Chapter 4. Implementing a Metadata System - Metadata System Architecture

Metadata system architecture often is driven by the results of a build-versus-buy analysis that, in turn, depends on the organization's existing management, governance, and technology considerations. In the broadest sense, metadata system architecture can be divided into three main designs: centralized, federated, and distributed.

Centralized Architecture: As one might expect of a "centralized" system, all metadata exist in a single database that stores nothing but metadata (see exhibit 4.6). The greatest challenge to implementing a centralized architecture is finding a single model that meets the needs of all data systems and users. If a single metadata model has been designed for the entire organization, a centralized metadata system generally is fairly straightforward to implement. Centralized systems are governed, managed, and operated as a single entity. In other words, decisionmaking is also largely centralized, which helps ensure metadata are consistent across subsystems throughout the entire organization— for example, the definition and attributes of "class" would be the same in the finance system as in the student record system. Data stewards and data users generally access a centralized metadata system via a single interface, although the core interface may be modified to accommodate differences in access privileges or other user rights.

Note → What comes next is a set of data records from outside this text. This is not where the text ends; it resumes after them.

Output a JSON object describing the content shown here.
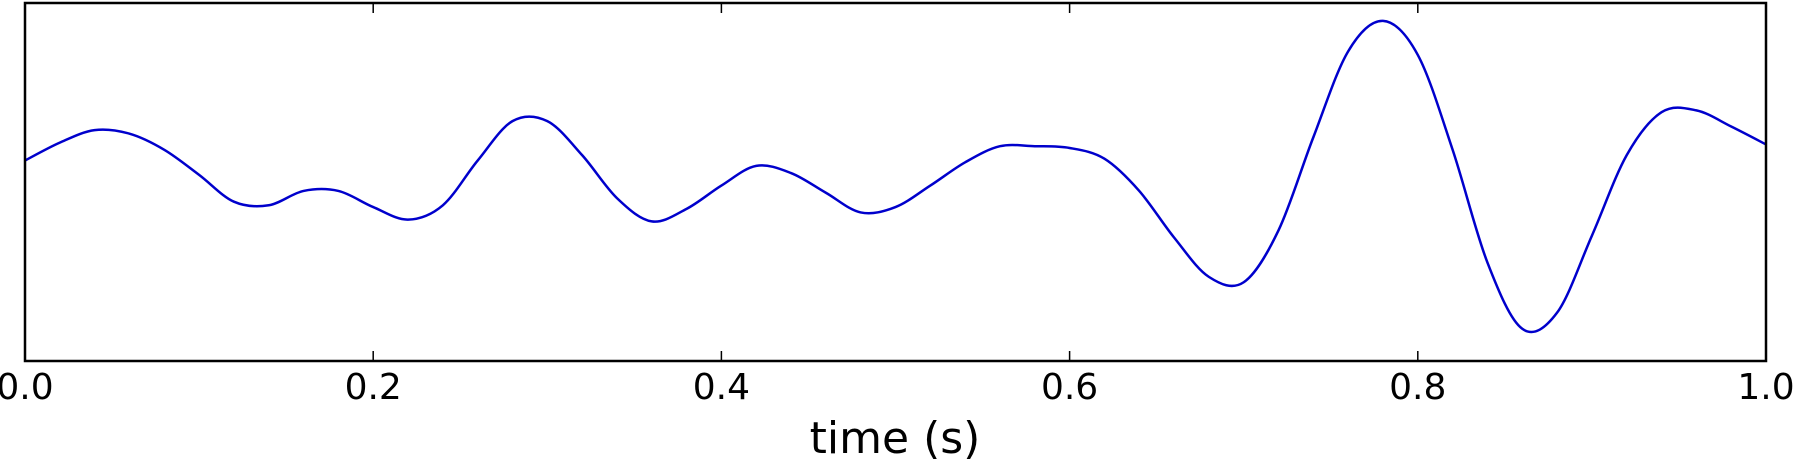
{
  "chart_data": {
    "type": "line",
    "xlabel": "time (s)",
    "x": [
      0,
      0.02,
      0.04,
      0.06,
      0.08,
      0.1,
      0.12,
      0.14,
      0.16,
      0.18,
      0.2,
      0.22,
      0.24,
      0.26,
      0.28,
      0.3,
      0.32,
      0.34,
      0.36,
      0.38,
      0.4,
      0.42,
      0.44,
      0.46,
      0.48,
      0.5,
      0.52,
      0.54,
      0.56,
      0.58,
      0.6,
      0.62,
      0.64,
      0.66,
      0.68,
      0.7,
      0.72,
      0.74,
      0.76,
      0.78,
      0.8,
      0.82,
      0.84,
      0.86,
      0.88,
      0.9,
      0.92,
      0.94,
      0.96,
      0.98,
      1
    ],
    "values": [
      0.12,
      0.22,
      0.29,
      0.27,
      0.18,
      0.04,
      -0.11,
      -0.13,
      -0.05,
      -0.05,
      -0.14,
      -0.21,
      -0.13,
      0.12,
      0.34,
      0.34,
      0.15,
      -0.09,
      -0.22,
      -0.15,
      -0.02,
      0.09,
      0.05,
      -0.06,
      -0.17,
      -0.14,
      -0.02,
      0.11,
      0.2,
      0.2,
      0.19,
      0.13,
      -0.05,
      -0.31,
      -0.53,
      -0.56,
      -0.27,
      0.25,
      0.73,
      0.9,
      0.71,
      0.18,
      -0.45,
      -0.82,
      -0.73,
      -0.3,
      0.15,
      0.39,
      0.4,
      0.31,
      0.21
    ],
    "color": "#0000cc",
    "xlim": [
      0,
      1
    ],
    "ylim": [
      -1,
      1
    ],
    "xticks": [
      {
        "value": 0,
        "label": "0.0"
      },
      0.2,
      0.4,
      0.6,
      0.8,
      {
        "value": 1,
        "label": "1.0"
      }
    ]
  }
}
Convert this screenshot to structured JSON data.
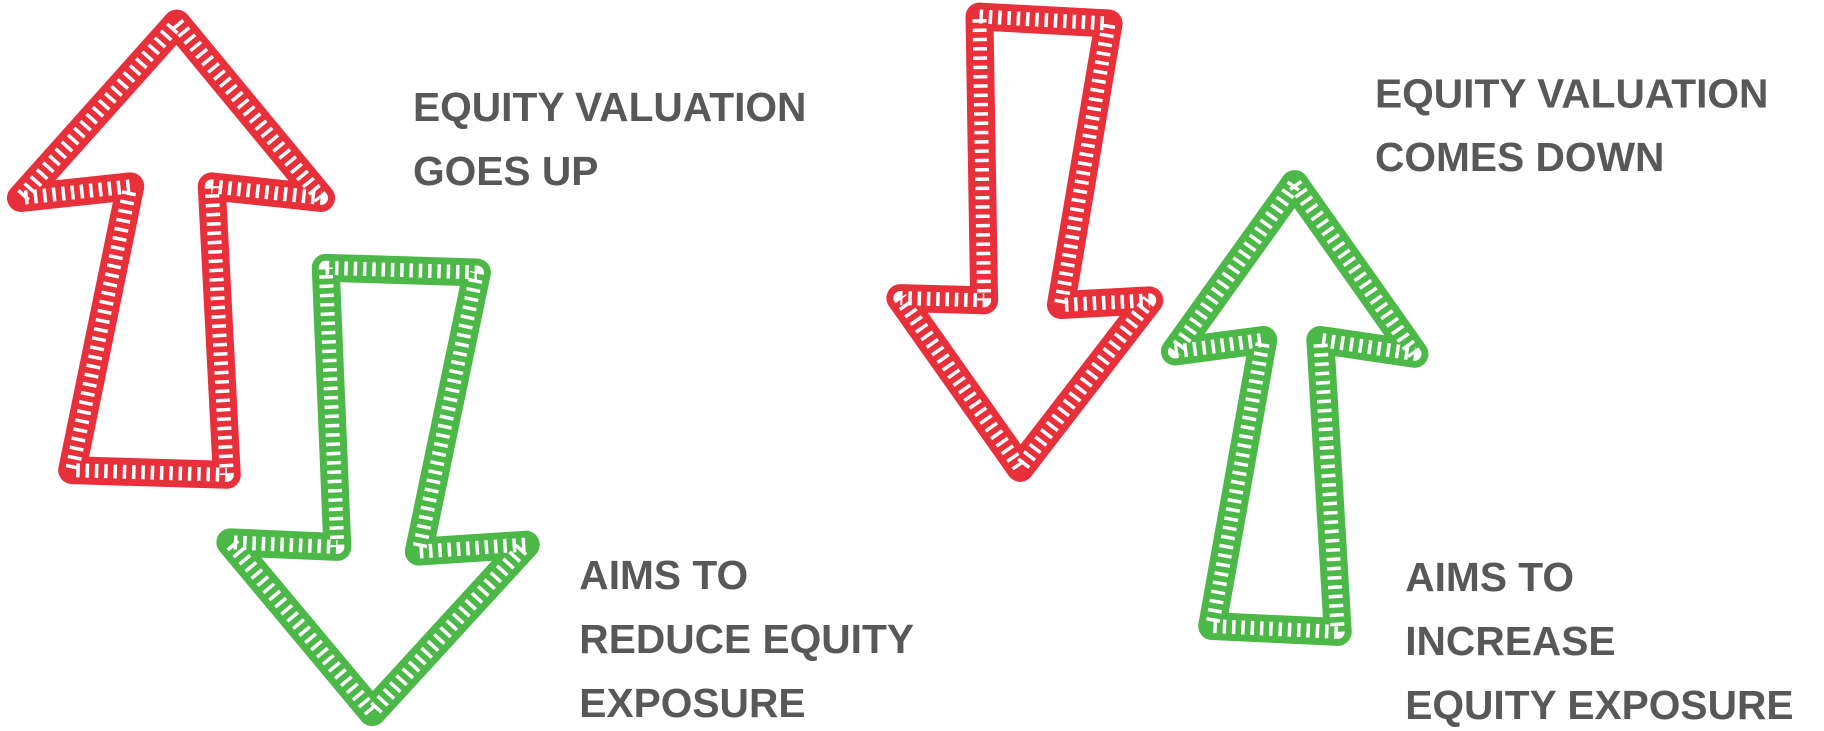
{
  "left": {
    "top_label": [
      "EQUITY VALUATION",
      "GOES UP"
    ],
    "bottom_label": [
      "AIMS TO",
      "REDUCE EQUITY",
      "EXPOSURE"
    ]
  },
  "right": {
    "top_label": [
      "EQUITY VALUATION",
      "COMES DOWN"
    ],
    "bottom_label": [
      "AIMS TO",
      "INCREASE",
      "EQUITY EXPOSURE"
    ]
  }
}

Federated Architecture: In federated designs, each stand-alone data system in the organization maintains its own metadata system within the constraints of a centralized technical framework and governance structure. This allows metadata to reflect the specific information needs of each independent data system while still ensuring communication capabilities with other independent systems. Users who access multiple data may do so through separate interfaces, and data stewards likely manage each system independently. However, metadata items that affect more than one system can be coordinated through automated translation and update processes, or by manual modification. Because of this, federated design requires central planning and rulemaking within a distributed architecture (see exhibit 4.7) and demands a fairly sophisticated technical infrastructure and strong system governance.

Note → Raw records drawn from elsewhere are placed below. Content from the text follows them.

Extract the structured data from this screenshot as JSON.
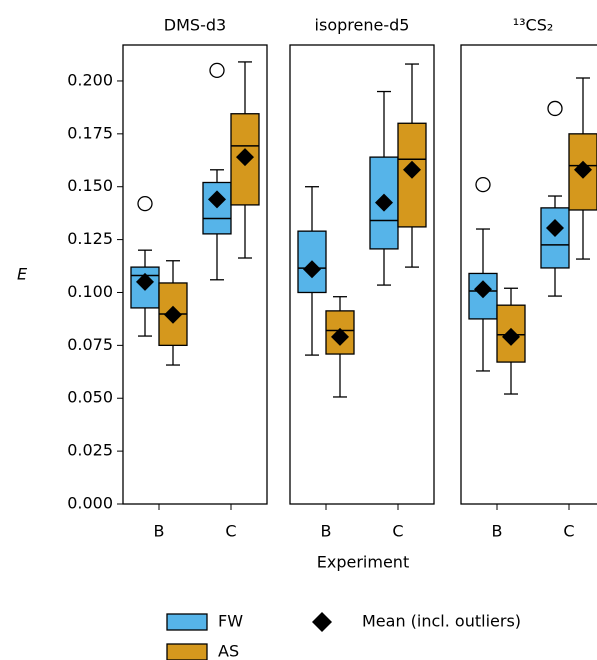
{
  "chart_data": {
    "type": "box",
    "ylabel": "E",
    "xlabel": "Experiment",
    "ylim": [
      0,
      0.217
    ],
    "yticks": [
      {
        "value": 0,
        "label": "0.000"
      },
      {
        "value": 0.025,
        "label": "0.025"
      },
      {
        "value": 0.05,
        "label": "0.050"
      },
      {
        "value": 0.075,
        "label": "0.075"
      },
      {
        "value": 0.1,
        "label": "0.100"
      },
      {
        "value": 0.125,
        "label": "0.125"
      },
      {
        "value": 0.15,
        "label": "0.150"
      },
      {
        "value": 0.175,
        "label": "0.175"
      },
      {
        "value": 0.2,
        "label": "0.200"
      }
    ],
    "categories": [
      "B",
      "C"
    ],
    "series": [
      {
        "name": "FW",
        "color": "#56b4e9"
      },
      {
        "name": "AS",
        "color": "#d5981d"
      }
    ],
    "mean_label": "Mean (incl. outliers)",
    "panels": [
      {
        "title": "DMS-d3",
        "series": [
          {
            "boxes": [
              {
                "low": 0.0794,
                "q1": 0.0927,
                "median": 0.108,
                "q3": 0.112,
                "high": 0.12,
                "mean": 0.105,
                "outliers": [
                  0.142
                ]
              },
              {
                "low": 0.106,
                "q1": 0.1277,
                "median": 0.135,
                "q3": 0.152,
                "high": 0.158,
                "mean": 0.144,
                "outliers": [
                  0.205
                ]
              }
            ]
          },
          {
            "boxes": [
              {
                "low": 0.0657,
                "q1": 0.075,
                "median": 0.0898,
                "q3": 0.1045,
                "high": 0.115,
                "mean": 0.0895,
                "outliers": []
              },
              {
                "low": 0.1163,
                "q1": 0.1414,
                "median": 0.1693,
                "q3": 0.1845,
                "high": 0.209,
                "mean": 0.164,
                "outliers": []
              }
            ]
          }
        ]
      },
      {
        "title": "isoprene-d5",
        "series": [
          {
            "boxes": [
              {
                "low": 0.0704,
                "q1": 0.1,
                "median": 0.1115,
                "q3": 0.129,
                "high": 0.15,
                "mean": 0.111,
                "outliers": []
              },
              {
                "low": 0.1035,
                "q1": 0.1206,
                "median": 0.134,
                "q3": 0.164,
                "high": 0.195,
                "mean": 0.1425,
                "outliers": []
              }
            ]
          },
          {
            "boxes": [
              {
                "low": 0.0506,
                "q1": 0.0709,
                "median": 0.082,
                "q3": 0.0913,
                "high": 0.098,
                "mean": 0.079,
                "outliers": []
              },
              {
                "low": 0.112,
                "q1": 0.131,
                "median": 0.163,
                "q3": 0.18,
                "high": 0.208,
                "mean": 0.158,
                "outliers": []
              }
            ]
          }
        ]
      },
      {
        "title": "¹³CS₂",
        "series": [
          {
            "boxes": [
              {
                "low": 0.0629,
                "q1": 0.0875,
                "median": 0.1007,
                "q3": 0.109,
                "high": 0.13,
                "mean": 0.1015,
                "outliers": [
                  0.151
                ]
              },
              {
                "low": 0.0983,
                "q1": 0.1116,
                "median": 0.1225,
                "q3": 0.14,
                "high": 0.1456,
                "mean": 0.1305,
                "outliers": [
                  0.187
                ]
              }
            ]
          },
          {
            "boxes": [
              {
                "low": 0.052,
                "q1": 0.0671,
                "median": 0.08,
                "q3": 0.094,
                "high": 0.102,
                "mean": 0.079,
                "outliers": []
              },
              {
                "low": 0.1158,
                "q1": 0.139,
                "median": 0.16,
                "q3": 0.175,
                "high": 0.2014,
                "mean": 0.158,
                "outliers": []
              }
            ]
          }
        ]
      }
    ]
  }
}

Distributed Architecture: In a distributed architecture, each stand-alone data system has a corresponding stand-alone metadata system. The major benefit of a distributed system is that metadata can be modified and updated without the need to coordinate with other systems (see exhibit 4.8). While there are other benefits to distributed architecture (for example, metadata directly reflect related operational data), cohesiveness and integration are generally lacking and stand-alone components tend to evolve without adherence to universal rules and conventions that permit synchronization with the rest of the system. Moreover, vocabularies and definitions often "drift," or start to deviate from those in other systems, usually leading to multiple terms for one item and, conversely, multiple items referenced by the same term. In either case, duplication arises and data quality suffers. Given such drift, these stand-alone components, sometimes called "silos," can become autonomous and independent over time, and eventually unable to exchange data or otherwise work with the rest of the system.